= Willem van Vliet =

Willem James van Vliet (born 12 April 1949) was educated at a Queen's University in the Netherlands, graduating in 1970 with an award from the French embassy for achievements in the field of language and literature. In 1976, he received a doctorandus degree ad summos honores in sociology and planning at the Free University of Amsterdam.

From 1976 to 1979, he was a Fellow of the Department of External Affairs and the Social Sciences and Humanities Research Council of Canada, representing the Netherlands in a bilateral exchange. Work at the University of Toronto led to a Ph.D. in sociology in 1980.

He accepted an appointment at the Pennsylvania State University in 1979, moving in 1986 to the University of Colorado where he is a professor in the Program in Environmental Design and director of the Children Youth and Environments Center for Research and Design, with an adjoint appointment in the Department of Geography. From 1991 to 2001, he was director of the Center for International Research and Education Projects. He was also director of the PhD program in design and planning from 1997 until 2007. The Japan Foundation awarded him a Fellowship in 1992 for a cross-national study of housing and community supports for elders. In 1989 and in 1999, he received the Award for Faculty Excellence in Research, and in 2008 he was given the Award for Faculty Excellence in Service in the College of Architecture and Planning.

He is or has been a member of the editorial advisory board of the Journal of the American Planning Association, the Journal of Planning Literature, the Journal of Architectural and Planning Research, Urban Affairs Review and Habitat International, among others. He has contributed widely to anthologies and journals in urban studies, planning and environment-behavior studies on issues concerning urban planning, housing, and the linkages between research, policy and practice. He is a past secretary and president of the Research Committee on Housing and the Built Environment of the International Sociological Association (1992–2007), he has worked with colleagues from other fields to promote interdisciplinary and cross-national research. He is active in a number of other national and international professional associations and has been a consultant to the Mayor's the Institute for Urban Design, UN Habitat and other organizations.

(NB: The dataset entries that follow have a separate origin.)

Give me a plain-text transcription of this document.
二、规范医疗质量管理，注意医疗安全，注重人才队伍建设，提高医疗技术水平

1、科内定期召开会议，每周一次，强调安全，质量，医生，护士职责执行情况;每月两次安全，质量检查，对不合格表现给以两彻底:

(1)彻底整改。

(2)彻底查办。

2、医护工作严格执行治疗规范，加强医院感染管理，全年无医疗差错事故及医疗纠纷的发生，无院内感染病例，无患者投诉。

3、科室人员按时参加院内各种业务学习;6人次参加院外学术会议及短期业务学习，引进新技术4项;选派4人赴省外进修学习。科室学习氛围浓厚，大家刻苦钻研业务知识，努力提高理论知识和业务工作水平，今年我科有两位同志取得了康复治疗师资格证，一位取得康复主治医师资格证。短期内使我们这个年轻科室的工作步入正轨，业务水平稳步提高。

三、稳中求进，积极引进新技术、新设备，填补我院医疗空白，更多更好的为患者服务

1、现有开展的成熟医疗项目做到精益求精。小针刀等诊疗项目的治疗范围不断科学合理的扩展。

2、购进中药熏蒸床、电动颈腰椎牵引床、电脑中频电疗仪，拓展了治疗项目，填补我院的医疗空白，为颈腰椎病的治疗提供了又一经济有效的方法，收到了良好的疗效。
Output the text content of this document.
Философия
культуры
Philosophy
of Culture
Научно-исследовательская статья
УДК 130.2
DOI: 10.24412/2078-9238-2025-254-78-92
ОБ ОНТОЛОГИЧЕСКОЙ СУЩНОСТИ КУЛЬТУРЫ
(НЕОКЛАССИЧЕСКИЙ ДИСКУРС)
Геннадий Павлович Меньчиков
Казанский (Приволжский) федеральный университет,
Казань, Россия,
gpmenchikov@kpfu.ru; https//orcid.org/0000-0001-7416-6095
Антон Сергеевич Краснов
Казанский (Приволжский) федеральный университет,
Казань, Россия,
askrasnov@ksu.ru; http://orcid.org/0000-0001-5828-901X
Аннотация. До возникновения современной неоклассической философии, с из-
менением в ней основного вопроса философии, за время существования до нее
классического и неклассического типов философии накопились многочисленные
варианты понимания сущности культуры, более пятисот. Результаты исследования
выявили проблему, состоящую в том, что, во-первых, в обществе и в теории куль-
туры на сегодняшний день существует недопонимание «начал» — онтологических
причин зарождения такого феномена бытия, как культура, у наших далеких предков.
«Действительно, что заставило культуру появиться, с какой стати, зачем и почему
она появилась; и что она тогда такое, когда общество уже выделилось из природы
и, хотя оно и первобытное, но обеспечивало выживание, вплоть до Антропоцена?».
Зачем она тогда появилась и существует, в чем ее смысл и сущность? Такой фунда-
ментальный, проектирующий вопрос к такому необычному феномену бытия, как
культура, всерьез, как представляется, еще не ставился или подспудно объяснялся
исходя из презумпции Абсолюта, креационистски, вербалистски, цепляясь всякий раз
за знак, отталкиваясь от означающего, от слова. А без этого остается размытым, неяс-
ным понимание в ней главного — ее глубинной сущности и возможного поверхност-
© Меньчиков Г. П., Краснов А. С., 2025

In recent years, his work has refocused on the experiences of growing up in cities and intergenerational aspects of urban livability. He is the founder and director of the Children Youth and Environments Center for Research and Design at the University of Colorado and lead editor of the Children Youth and Environments Journal. He takes a special interest in planning and design as participatory processes that include the voices of children, youth and other population groups whose interests tend to be overlooked in community development.

==Books==
- Habitats for Children: Impacts of Density, (co-edited by J. F. Wohlwill). Hillsdale, NJ: Erlbaum, 1985.
- Housing Needs and Policy Approaches: Trends in 13 Countries, (co-edited by Elizabeth Huttman and Sylvia Fava). Durham, NC: Duke University Press, 1985.
- Housing Markets and Policies under Fiscal Austerity, (editor). Westport, CT: Greenwood press, 1987.
- Housing and Neighborhoods; theoretical and empirical contributions, (co-edited by Harvey Choldin, William Michelson, and David Popenoe). Westport, CT: Greenwood Press. 1987.
- Handbook of Housing and the Built Environment in the U.S., (co-edited by Elizabeth Huttman). Westport, Ct: Greenwood Press. 1988.
- Women, Housing, and Community, (editor). London: Gower Publishing Company. 1988.
- International Handbook of Housing Policies and Practices, (editor). Westport, CT: Greenwood Press. 1990.
- Government and Housing; Developments in Seven Countries, (co-edited by J. van Weesep). Newbury Park, CA: Sage Publications. 1990.
- Affordable Housing and Urban Redevelopment in the U.S.: Learning from Failure and Success, (editor). Thousand Oaks, CA: Sage Publications, Inc., 1996.
- Encyclopedia of Housing (editor). Thousand Oaks, CA: Sage Publications, Inc.,1998.
- Cities in a Globalizing World; Global Report on Human Settlements 2001, (editor), Nairobi: UN Centre for Human Settlements/London: Earthscan. 2002.